The following best practices can fortify agency network defenses to prepare for returning workers and their devices.

  1. Implement real-time inventory procedures. Managing risk starts with a continuous and accurate inventory process. You need to ensure you have full visibility and detailed insight into all devices on your network, and that you’re able to monitor their state and network interactions in real time.
  2. Assess and remediate all connecting devices. Set up a system to inspect all connecting devices, fix security issues, and continuously monitor for potential device hygiene decay. While many users are still out of the office, use this time to get a head start. First check the idled and always-on in-office systems to ensure they have the latest software releases and security patches installed and running. Assess them for vulnerabilities disclosed while they remained dormant. As degraded and non-compliant devices return to the office, initiate remediation workflows in concert with your security and IT systems.

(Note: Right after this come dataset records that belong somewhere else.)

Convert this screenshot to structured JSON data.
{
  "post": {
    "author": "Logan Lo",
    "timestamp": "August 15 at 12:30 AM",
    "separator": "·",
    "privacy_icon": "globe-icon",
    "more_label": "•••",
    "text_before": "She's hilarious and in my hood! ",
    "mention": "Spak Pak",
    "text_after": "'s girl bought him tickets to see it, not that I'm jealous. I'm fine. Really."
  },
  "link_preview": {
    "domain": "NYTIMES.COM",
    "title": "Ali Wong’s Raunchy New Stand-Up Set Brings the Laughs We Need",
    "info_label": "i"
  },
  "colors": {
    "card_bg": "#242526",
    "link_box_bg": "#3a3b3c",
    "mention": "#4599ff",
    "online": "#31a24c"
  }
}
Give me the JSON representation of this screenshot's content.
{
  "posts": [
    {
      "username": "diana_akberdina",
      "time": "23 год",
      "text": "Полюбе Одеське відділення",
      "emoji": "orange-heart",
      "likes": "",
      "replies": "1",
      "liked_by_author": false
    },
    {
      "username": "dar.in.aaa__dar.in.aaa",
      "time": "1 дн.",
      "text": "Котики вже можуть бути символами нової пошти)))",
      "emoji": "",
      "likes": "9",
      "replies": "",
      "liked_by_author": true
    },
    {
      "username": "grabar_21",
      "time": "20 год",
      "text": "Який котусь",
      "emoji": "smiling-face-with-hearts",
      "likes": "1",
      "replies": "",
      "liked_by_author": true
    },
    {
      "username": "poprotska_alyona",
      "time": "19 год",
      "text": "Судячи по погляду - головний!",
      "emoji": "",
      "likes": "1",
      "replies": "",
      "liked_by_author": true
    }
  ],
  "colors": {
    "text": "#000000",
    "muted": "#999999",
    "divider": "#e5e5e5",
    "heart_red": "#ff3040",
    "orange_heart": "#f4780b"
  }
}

  3. Automate zero trust policy Adapt your zero trust policies to include device hygiene and fix security issues such as broken security agents, unauthorized apps and missing patches before provisioning least privilege access. Segment and contain non-compliant, vulnerable and high-risk devices to limit their access until they’re remediated.
  4. Continuously monitor and track As devices start returning to the office, they are also expected to be away for extended periods. Continuously monitor all devices while they’re on your network, maintain visibility into their state while off-network, and reassess their hygiene after extended absence. Constant vigilance will allow you to adjust your approach based on the volumes and types of devices connecting to your network and the issues/risks that appear over time.
  5. Train/equip staff to help protect your network. Finally, you should ensure that these security measures are properly reflected in official agency policies. Employees should know the basics such as avoiding the use of unauthorized apps and keeping their devices up to date, so they can assist with combating device decay and help maintain high levels of device and network hygiene.

Managing device decay is not a one-time activity. In the new normal, hybrid work practices will be implemented differently by various agencies and will also vary by groups within agencies. What will be constant across all these work practices is that devices will remain away from the office for extended periods before returning/re-connecting and will be prone to device decay during the away-period.